Ce à quoi il faut ajouter que la MRM possède une équipe de sécurité interne dont 109 hommes patrouillent sur le site pour veiller sur la propriété de l’entreprise, et qu’elle a également fait appel aux services d’Arkhe Risk Solutions. Il s’agit de la filiale locale de la firme sud-africaine Omega Risk Solutions, une force de sécurité privée qui justifie d’une longue expérience en matière de services de protection pour l’industrie extractive. Arkhe Risk Solutions emploie approximativement 470 agents de sécurité assignés à MRM. Leur mission est de veiller sur la concession, d’arrêter les mineurs qui creusent illégalement et de les confier aux bons soins de la police locale. Gemfields assure que ses propres employés ne sont pas armés et que les forces d’Arkhe ne disposent que de 12 fusils à pompe tirant des balles en caoutchouc et de deux pistolets – ce qui signifie que 3 % à peine de ses hommes sont armés. Le gouvernement et les entreprises de sécurité travaillent en étroite collaboration. Les termes de la licence de MRM stipule que la compagnie doit fournir une assistance logistique de base aux forces du gouvernement – et notamment l’hébergement, m’a indiqué Gemfields par écrit.

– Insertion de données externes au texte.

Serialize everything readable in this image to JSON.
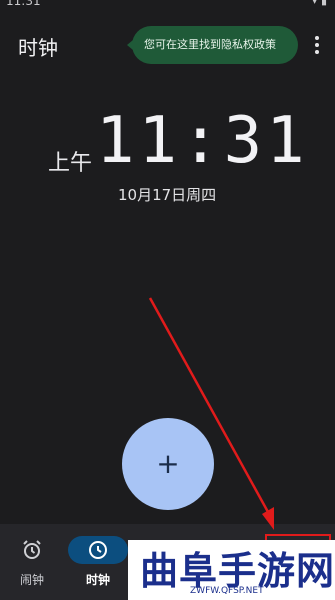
{
  "status": {
    "time": "11:31",
    "icons": "▾ ▮"
  },
  "app": {
    "title": "时钟",
    "tooltip": "您可在这里找到隐私权政策"
  },
  "clock": {
    "ampm": "上午",
    "time": "11:31",
    "date": "10月17日周四"
  },
  "fab": {
    "label": "+"
  },
  "nav": {
    "items": [
      {
        "label": "闹钟",
        "icon": "alarm-icon",
        "active": false
      },
      {
        "label": "时钟",
        "icon": "clock-icon",
        "active": true
      }
    ]
  },
  "overlay": {
    "watermark": "曲阜手游网",
    "watermark_url": "ZWFW.QFSP.NET",
    "arrow_color": "#e11b1b",
    "highlight_color": "#e11b1b"
  },
  "colors": {
    "background": "#1c1c1e",
    "tooltip_bg": "#1f5a38",
    "fab_bg": "#a8c4f5",
    "nav_active_bg": "#0c4e7f"
  }
}
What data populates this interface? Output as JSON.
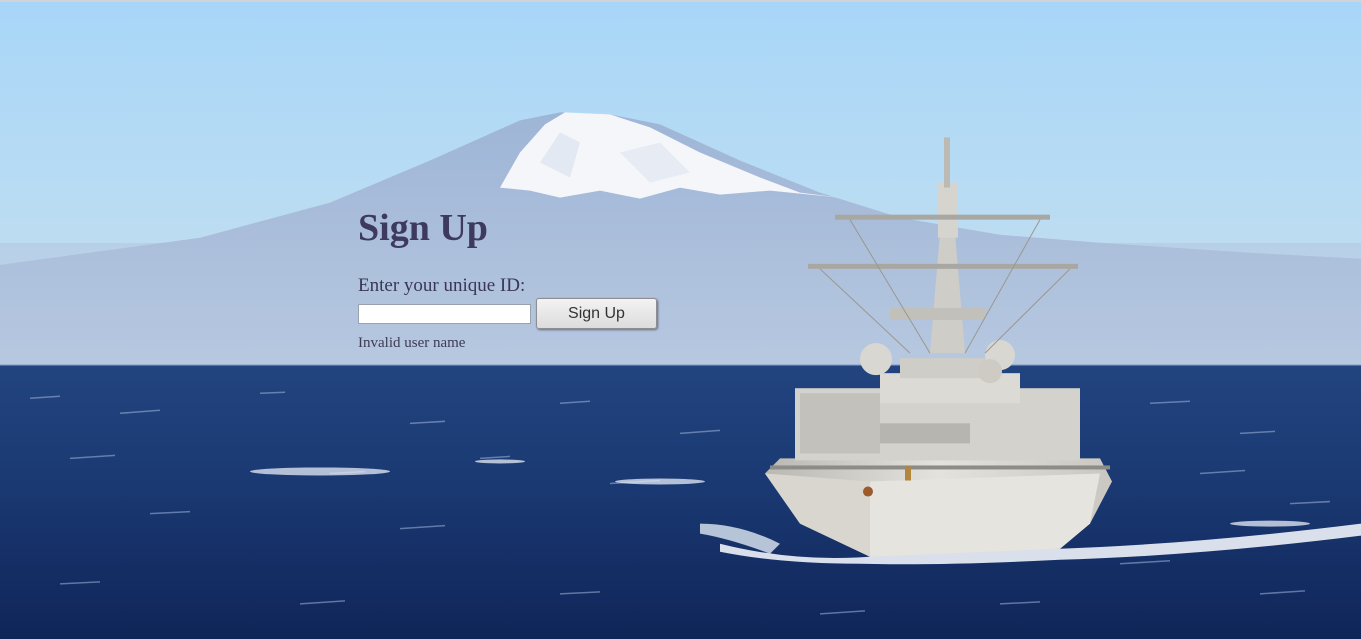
{
  "signup": {
    "title": "Sign Up",
    "id_label": "Enter your unique ID:",
    "id_value": "",
    "id_placeholder": "",
    "button_label": "Sign Up",
    "error_message": "Invalid user name"
  },
  "background": {
    "scene": "mountain-ship-ocean-image",
    "sky_color": "#a9d6f7",
    "sea_color": "#1b3a78"
  }
}
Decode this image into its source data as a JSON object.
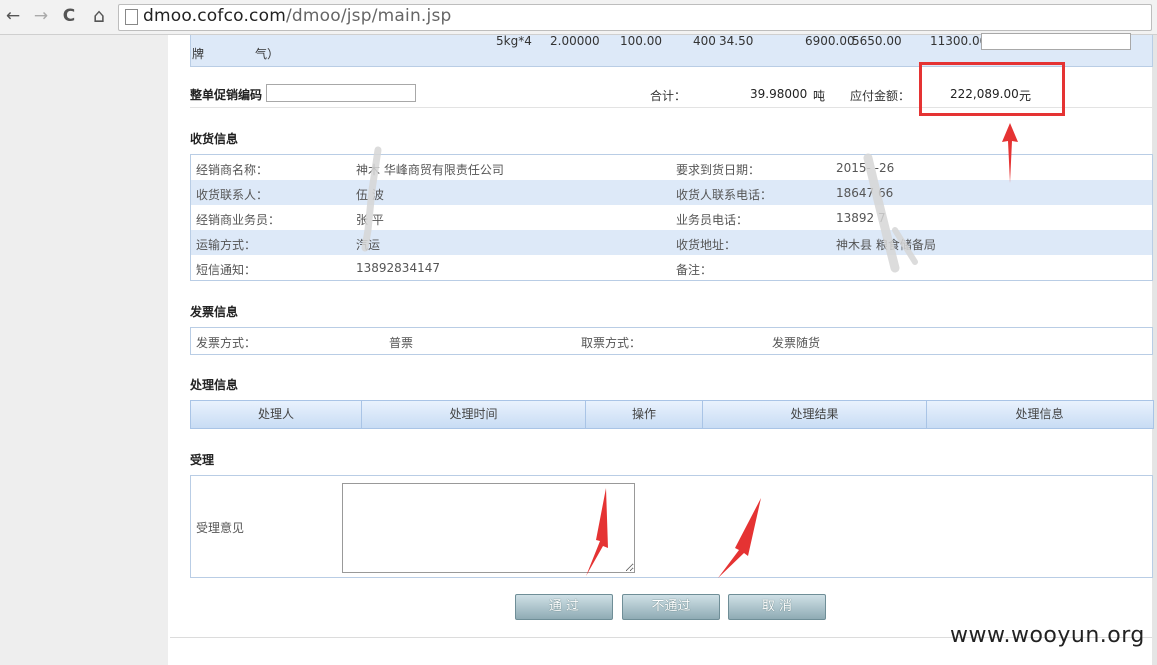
{
  "browser": {
    "back_icon": "←",
    "forward_icon": "→",
    "reload_icon": "C",
    "home_icon": "⌂",
    "url_host": "dmoo.cofco.com",
    "url_path": "/dmoo/jsp/main.jsp"
  },
  "product_row": {
    "brand_prefix": "牌",
    "brand_suffix": "气）",
    "spec": "5kg*4",
    "qty": "2.00000",
    "price1": "100.00",
    "price2": "400",
    "price3": "34.50",
    "amount1": "6900.00",
    "amount2": "5650.00",
    "amount3": "11300.00"
  },
  "summary": {
    "promo_label": "整单促销编码",
    "total_label": "合计：",
    "total_value": "39.98000",
    "total_unit": "吨",
    "payable_label": "应付金额：",
    "payable_value": "222,089.00",
    "payable_unit": "元"
  },
  "receipt": {
    "title": "收货信息",
    "rows": [
      {
        "l1": "经销商名称：",
        "v1": "神木   华峰商贸有限责任公司",
        "l2": "要求到货日期：",
        "v2": "2015-   -26"
      },
      {
        "l1": "收货联系人：",
        "v1": "伍   波",
        "l2": "收货人联系电话：",
        "v2": "18647    66"
      },
      {
        "l1": "经销商业务员：",
        "v1": "张   平",
        "l2": "业务员电话：",
        "v2": "13892    7"
      },
      {
        "l1": "运输方式：",
        "v1": "汽运",
        "l2": "收货地址：",
        "v2": "神木县   粮食储备局"
      },
      {
        "l1": "短信通知：",
        "v1": "13892834147",
        "l2": "备注：",
        "v2": ""
      }
    ]
  },
  "invoice": {
    "title": "发票信息",
    "method_label": "发票方式：",
    "method_value": "普票",
    "pickup_label": "取票方式：",
    "pickup_value": "发票随货"
  },
  "processing": {
    "title": "处理信息",
    "columns": [
      "处理人",
      "处理时间",
      "操作",
      "处理结果",
      "处理信息"
    ]
  },
  "accept": {
    "title": "受理",
    "opinion_label": "受理意见"
  },
  "buttons": {
    "pass": "通 过",
    "reject": "不通过",
    "cancel": "取 消"
  },
  "watermark": "www.wooyun.org",
  "colors": {
    "annotation_red": "#e53333",
    "row_blue": "#dde9f8",
    "border_blue": "#b9cde5"
  }
}
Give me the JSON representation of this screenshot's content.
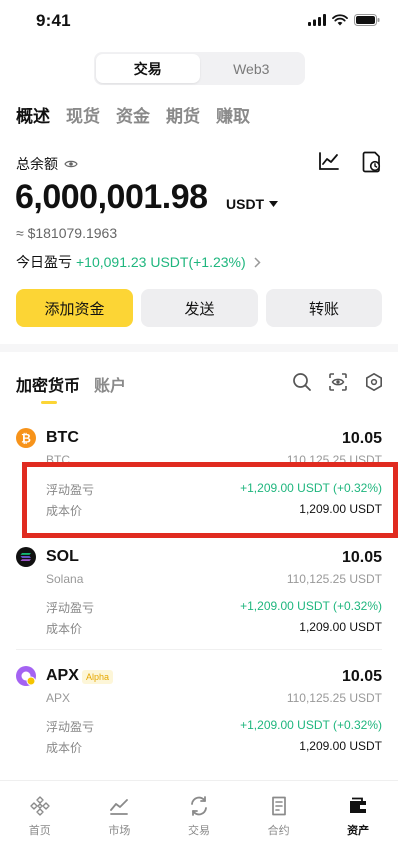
{
  "status": {
    "time": "9:41"
  },
  "segment": {
    "items": [
      "交易",
      "Web3"
    ]
  },
  "tabs": [
    "概述",
    "现货",
    "资金",
    "期货",
    "赚取"
  ],
  "balance": {
    "label": "总余额",
    "amount": "6,000,001.98",
    "unit": "USDT",
    "usd": "≈ $181079.1963",
    "pnl_label": "今日盈亏",
    "pnl_value": "+10,091.23 USDT(+1.23%)"
  },
  "actions": {
    "deposit": "添加资金",
    "send": "发送",
    "transfer": "转账"
  },
  "asset_tabs": [
    "加密货币",
    "账户"
  ],
  "coins": [
    {
      "symbol": "BTC",
      "qty": "10.05",
      "name": "BTC",
      "value": "110,125.25 USDT",
      "float_label": "浮动盈亏",
      "float_value": "+1,209.00 USDT (+0.32%)",
      "cost_label": "成本价",
      "cost_value": "1,209.00 USDT"
    },
    {
      "symbol": "SOL",
      "qty": "10.05",
      "name": "Solana",
      "value": "110,125.25 USDT",
      "float_label": "浮动盈亏",
      "float_value": "+1,209.00 USDT (+0.32%)",
      "cost_label": "成本价",
      "cost_value": "1,209.00 USDT"
    },
    {
      "symbol": "APX",
      "badge": "Alpha",
      "qty": "10.05",
      "name": "APX",
      "value": "110,125.25 USDT",
      "float_label": "浮动盈亏",
      "float_value": "+1,209.00 USDT (+0.32%)",
      "cost_label": "成本价",
      "cost_value": "1,209.00 USDT"
    }
  ],
  "nav": [
    "首页",
    "市场",
    "交易",
    "合约",
    "资产"
  ],
  "colors": {
    "accent": "#fcd535",
    "positive": "#1fb67e",
    "highlight": "#e02b20"
  }
}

Bien que les forces gouvernementales aient un mandat spécifique pour assurer la protection des gisements de rubis du Mozambique à l’intérieur comme à l’extérieur de la concession, MRM n’exerce aucun contrôle sur elles. Les forces n’ont pas à répondre de l’entreprise, assure Gemfields. Alors qu’on assistait à une escalade de la violence à Montepuez, le gouvernement a remplacé l’année dernière la FIR par la Force de protection de l’environnement et des ressources naturelles, une division de la police habituellement assignée à la protection de terres détenues par l’État contre les braconniers et les bûcherons non-autorisés. Mais c’est un mystérieux gang de bandits qui a semé la terreur au sein de la communauté de Montepuez. Les habitants les appellent les Nacatanas, le mot portugais pour désigner les machettes qu’ils portent à leur flanc. Ces hommes en civil opèrent dans plusieurs zones de la concession de MRM. Armés de lourds bâtons et de machettes, ils donnent l’assaut dans les mines artisanales, frappant les mineurs et les pourchassant dans la brousse, d’après les témoins. Leur structure de commandement n’est pas claire. Gemfields est formel sur le fait que la compagnie n’emploie pas ni ne soutient ces hommes portant des machettes. Mais il est impossible d’ignorer leur présence sur la concession minière.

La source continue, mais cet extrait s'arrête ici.